Hi, after some advice! I have two cockatiels kept in an outdoor aviary - Sam and Rosie - they've been mating, and yesterday I noticed Rosie had laid 3 eggs - two on the shelf at the back of the aviary, and one broken on the floor. She was not sitting on them, and they were cold so I removed them (although now, reading on the topic it seems I should have left them there for a while?).

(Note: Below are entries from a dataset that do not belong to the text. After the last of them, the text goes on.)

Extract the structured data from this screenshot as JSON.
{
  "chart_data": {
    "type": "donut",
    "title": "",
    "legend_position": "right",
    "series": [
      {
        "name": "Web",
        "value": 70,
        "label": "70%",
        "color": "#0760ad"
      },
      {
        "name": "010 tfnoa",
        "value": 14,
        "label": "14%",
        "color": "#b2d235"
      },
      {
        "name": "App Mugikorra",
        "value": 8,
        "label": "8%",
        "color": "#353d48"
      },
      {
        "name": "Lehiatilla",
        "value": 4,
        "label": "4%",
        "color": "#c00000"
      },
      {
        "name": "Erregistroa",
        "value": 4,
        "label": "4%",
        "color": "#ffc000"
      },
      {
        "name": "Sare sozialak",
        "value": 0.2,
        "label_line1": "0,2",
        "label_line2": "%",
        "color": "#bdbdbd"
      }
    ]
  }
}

I had heard that simply not providing a nest box would prevent cockatiels breeding, but it doesn't seem to have worked! I would prefer them not to breed - is there any way to discourage breeding other than separating them?


----------



## kimmikefids (Aug 2, 2008)

the only thing im aware of is lengthening the amount of darkness the tiels have tho i see this as a problem with aviary birds....over 12 hours a day darkness so they think its winter and lose the urge to reproduce...also limiting leafy greens and as u mentioned not giving them the nesting box...otherwise im not quite sure what to do....is there anyway to limit the amount of light they get?? that would be what i would do first...i have seen it work miracles with birds including my own....who went from crazy sexed up birds to normal sweet babies...


----------



## pearl (Nov 16, 2008)

I'm not sure how much I'll be able to block out the sunlight but I'll give it a try and see. Thanks!


----------



## kimmikefids (Aug 2, 2008)

good luck...there are lots of fantastic breeders on here that may be able to give more advice....my advice is merely what ive learnt from them!


----------



## allen (Aug 25, 2007)

yes shorten the light to less then 12 hours a day and cut back on the greens as well


----------



## tielfan (Aug 31, 2008)

Cutting back on the richer food items, taking away the nestbox, and rearranging the cage did NOT work on my tiels. That's how I ended up with a second clutch of chicks. Cutting back on the amount of light DID work. That's how I avoided a third clutch.


----------